If you are a young startup business, you may be thinking about how to structure your company. Like many business owners, your head may be filled with ideas, as you compare sole proprietorship, S Corp, C Corp, LLC entity formation West Hollywood.
Which legal entity you choose can have widespread ramifications for your business. This includes liability, taxation, financing, growth, operational policies, and shareholders.
Now, let’s take a look at two of the most popular formations, LLC and S Corp and see how these differ and which ones suitable for your business.
What’s An S Corp?
S Corp, also known as S Corporation or S subchapter is a business type as determined by the United States Internal Revenue System (IRS).
There are certain criteria for an S Corp, which every business must satisfy to retain this is of classification. Let’s see what are these.
- Must have 100 shareholders or less
- Must have no more than one class of stock
- Must not have a shareholder that is a nonresident alien
S Corp status allows a business to incorporate while being taxed like a more informal partnership.
What’s An LLC?
LLC is another company formation in West Hollywood that stands for Limited Liability Company. An LLC is considered a hybrid legal entity that has some characteristics of a corporation as well as those of a business partnership or sole proprietorship.
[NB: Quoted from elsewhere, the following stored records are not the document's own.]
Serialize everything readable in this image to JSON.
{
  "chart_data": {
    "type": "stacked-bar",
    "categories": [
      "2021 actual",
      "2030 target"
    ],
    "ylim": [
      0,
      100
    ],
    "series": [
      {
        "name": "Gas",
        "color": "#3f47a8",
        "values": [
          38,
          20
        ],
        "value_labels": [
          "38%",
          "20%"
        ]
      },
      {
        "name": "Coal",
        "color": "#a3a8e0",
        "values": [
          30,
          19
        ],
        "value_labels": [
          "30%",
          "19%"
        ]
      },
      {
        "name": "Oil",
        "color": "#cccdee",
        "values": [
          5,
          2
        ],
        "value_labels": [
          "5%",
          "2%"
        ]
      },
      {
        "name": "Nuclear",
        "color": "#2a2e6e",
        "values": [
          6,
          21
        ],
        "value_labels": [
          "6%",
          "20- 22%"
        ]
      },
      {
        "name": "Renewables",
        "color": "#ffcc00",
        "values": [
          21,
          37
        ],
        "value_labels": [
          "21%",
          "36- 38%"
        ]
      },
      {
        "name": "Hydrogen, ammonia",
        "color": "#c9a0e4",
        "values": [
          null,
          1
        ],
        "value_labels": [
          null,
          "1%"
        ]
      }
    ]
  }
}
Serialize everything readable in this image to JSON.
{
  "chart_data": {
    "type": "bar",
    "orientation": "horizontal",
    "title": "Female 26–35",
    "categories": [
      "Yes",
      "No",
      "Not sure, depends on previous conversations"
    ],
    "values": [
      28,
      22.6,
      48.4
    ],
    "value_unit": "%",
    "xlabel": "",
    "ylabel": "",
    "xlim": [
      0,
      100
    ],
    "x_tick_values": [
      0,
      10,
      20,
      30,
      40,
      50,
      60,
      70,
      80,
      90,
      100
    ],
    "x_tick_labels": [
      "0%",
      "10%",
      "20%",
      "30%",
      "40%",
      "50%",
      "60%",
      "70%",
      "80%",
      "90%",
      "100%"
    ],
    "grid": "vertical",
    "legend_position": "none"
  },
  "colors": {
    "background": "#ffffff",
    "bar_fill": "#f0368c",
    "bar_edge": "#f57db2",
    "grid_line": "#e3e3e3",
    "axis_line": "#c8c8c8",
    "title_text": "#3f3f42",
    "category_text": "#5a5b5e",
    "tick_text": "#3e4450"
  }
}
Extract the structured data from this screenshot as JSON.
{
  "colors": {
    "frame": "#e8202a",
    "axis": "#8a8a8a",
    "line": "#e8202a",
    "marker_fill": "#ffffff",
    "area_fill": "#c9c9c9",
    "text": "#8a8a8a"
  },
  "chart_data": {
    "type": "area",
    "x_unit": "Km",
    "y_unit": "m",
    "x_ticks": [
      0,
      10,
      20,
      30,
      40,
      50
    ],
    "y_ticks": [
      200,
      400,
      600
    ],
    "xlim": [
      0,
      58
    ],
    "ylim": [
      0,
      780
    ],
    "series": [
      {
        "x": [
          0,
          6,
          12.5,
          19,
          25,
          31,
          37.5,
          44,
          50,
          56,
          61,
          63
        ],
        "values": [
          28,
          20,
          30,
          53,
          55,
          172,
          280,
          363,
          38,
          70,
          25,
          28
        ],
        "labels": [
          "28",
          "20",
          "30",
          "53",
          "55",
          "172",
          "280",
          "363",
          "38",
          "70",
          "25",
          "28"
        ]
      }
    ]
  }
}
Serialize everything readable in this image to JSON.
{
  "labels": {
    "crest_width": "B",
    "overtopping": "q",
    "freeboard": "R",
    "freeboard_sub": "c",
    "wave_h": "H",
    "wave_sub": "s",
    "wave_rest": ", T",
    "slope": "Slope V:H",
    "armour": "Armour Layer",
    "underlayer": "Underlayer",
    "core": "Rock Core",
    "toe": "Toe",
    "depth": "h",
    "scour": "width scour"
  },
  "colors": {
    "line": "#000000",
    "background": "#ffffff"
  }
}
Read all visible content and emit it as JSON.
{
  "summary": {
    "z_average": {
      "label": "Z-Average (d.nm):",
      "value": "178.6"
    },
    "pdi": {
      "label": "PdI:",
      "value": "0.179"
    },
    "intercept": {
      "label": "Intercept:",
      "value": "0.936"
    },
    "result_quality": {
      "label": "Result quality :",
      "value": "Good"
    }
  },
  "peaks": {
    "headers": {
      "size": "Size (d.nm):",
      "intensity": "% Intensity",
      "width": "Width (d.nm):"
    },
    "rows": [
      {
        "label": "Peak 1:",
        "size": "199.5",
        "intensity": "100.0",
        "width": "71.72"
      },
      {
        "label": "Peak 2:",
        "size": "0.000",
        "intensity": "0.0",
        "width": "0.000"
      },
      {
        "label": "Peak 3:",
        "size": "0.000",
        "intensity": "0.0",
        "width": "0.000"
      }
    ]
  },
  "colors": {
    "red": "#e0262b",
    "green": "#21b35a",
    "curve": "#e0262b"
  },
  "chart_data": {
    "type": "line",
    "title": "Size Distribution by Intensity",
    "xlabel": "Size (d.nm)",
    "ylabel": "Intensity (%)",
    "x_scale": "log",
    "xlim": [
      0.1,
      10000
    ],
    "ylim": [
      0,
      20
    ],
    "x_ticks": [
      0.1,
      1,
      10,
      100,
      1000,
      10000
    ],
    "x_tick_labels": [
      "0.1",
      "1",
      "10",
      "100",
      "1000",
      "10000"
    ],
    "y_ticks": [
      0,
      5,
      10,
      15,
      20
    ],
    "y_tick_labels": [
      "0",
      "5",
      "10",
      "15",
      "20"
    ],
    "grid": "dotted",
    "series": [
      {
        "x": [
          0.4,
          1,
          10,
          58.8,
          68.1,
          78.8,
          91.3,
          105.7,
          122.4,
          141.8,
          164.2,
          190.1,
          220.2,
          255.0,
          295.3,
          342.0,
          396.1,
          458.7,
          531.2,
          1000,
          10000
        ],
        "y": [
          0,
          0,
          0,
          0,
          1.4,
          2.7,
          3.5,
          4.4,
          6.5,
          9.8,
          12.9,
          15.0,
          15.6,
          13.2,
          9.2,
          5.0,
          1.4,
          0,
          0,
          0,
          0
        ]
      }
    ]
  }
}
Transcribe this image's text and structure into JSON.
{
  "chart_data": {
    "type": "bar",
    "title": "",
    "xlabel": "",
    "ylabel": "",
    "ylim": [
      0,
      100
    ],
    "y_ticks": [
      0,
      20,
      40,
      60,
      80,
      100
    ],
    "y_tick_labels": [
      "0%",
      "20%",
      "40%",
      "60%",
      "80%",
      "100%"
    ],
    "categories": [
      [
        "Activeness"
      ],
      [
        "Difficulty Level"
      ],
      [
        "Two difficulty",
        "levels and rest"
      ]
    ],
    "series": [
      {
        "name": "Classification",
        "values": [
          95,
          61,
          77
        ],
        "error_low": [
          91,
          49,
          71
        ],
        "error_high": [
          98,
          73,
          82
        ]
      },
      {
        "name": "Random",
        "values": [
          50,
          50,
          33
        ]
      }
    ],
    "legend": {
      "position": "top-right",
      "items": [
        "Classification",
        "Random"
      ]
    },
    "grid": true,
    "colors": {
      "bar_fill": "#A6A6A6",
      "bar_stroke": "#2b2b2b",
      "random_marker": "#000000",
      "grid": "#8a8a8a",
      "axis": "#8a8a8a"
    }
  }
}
Limited Liability companies are subject to state statutes. So, the subtleties of LLC regulations may vary from one state to another.
The main benefit of an LLC is, as the name implies, the liability of the owners is restricted when it comes to the business’s debts and liabilities.
S Corp Vs LLC: Tax Benefits
For tax purposes, the IRS classifies businesses as a sole proprietorship, partnerships, C corporations or S corporations. There is no LLC tax classification and so, LLCs are taxed as though they are another business type.
The IRS automatically taxes single-member LLCs as sole proprietorships and multi-member LLCs as partnerships.
But an LLC can also choose to be taxed as a C corporation r as an S corporation.
What’s the difference between LLC taxed as S corp and sole proprietorship LLC taxes?
For many small businesses, the actual difference is in the way business owners pay Medicare and Social Security taxes, known as self-employment taxes.
Some LLC owners can save money on these taxes by choosing S corporation taxation.
Cease Struggles With Entity Formation
If a Single Member LLC is Taxed as a Sole Proprietorship
The LLC member reports business income and expenses on his or her personal income tax return and pays personal income tax on company profits.
The member is considered self-employed and so is responsible for paying Social Security and Medicare taxes on those profits.
If a Single Member LLC is Taxed as an S Corporation
The member can be considered as an employee of the business. An owner-employee must be paid a reasonable salary.
The LLC entity formation West Hollywood will report the salary as a business expense, and the owner will report both the salary and the remaining business profit on his or her personal tax return.
But unlike the sole proprietor LLC owner who must pay Medicare and Social Security taxes on all profits, the S corporation and its owner will pay the taxes on the owner’s salary. The remaining profits are not subject to taxes.
Which Structure Is Right For Your Business?
So, after reading through, do you have a better picture of whether an LLC or an S Corp is best for your startup business?
If you’re still on the fence, here are some questions to ask:
- How much flexibility do you need for your business? If maximum flexibility is your goal, an LLC may be better for you.
- How large and complex is your business? If your business is already sizeable, you may want to go with an S corp.
- What’s your vision for your business? You may be small and simple now, but if you are seeking large amounts of outside financing or intend to grow, an S corp may be a good option.
- What do state laws say regarding each company formation West Hollywood? This might be a deciding factor in choosing a structure.
Some businesses may be tempted to go the LLC route out of convenience, fearing the manpower and the paperwork that’s required to form and maintain an S corp is beyond them.
However, if your young business isn’t staffed yet, or if you are unsure of how to go about providing all the documentation you need for your business.
So, LLC Or S Corp?
If you’ve already formed the LLC but are unhappy with the tax consequences headed your way, you can change the tax status.
In general, you can elect LLC S corp status at any time during the tax year prior to the year you wish the election to take effect from.
Ideally, business owners and entrepreneurs would set up new ventures up as an LLC to have legal protection for their personal assets.
Once the business grows, it’s a good idea to investigate filing as an S Corp for the financial benefits.
Also, new businesses have approximately 75 days to elect a different tax status.
Before deciding on S corporation vs LLC, be sure you carefully evaluate the various pros and cons and seek advice from an accountant.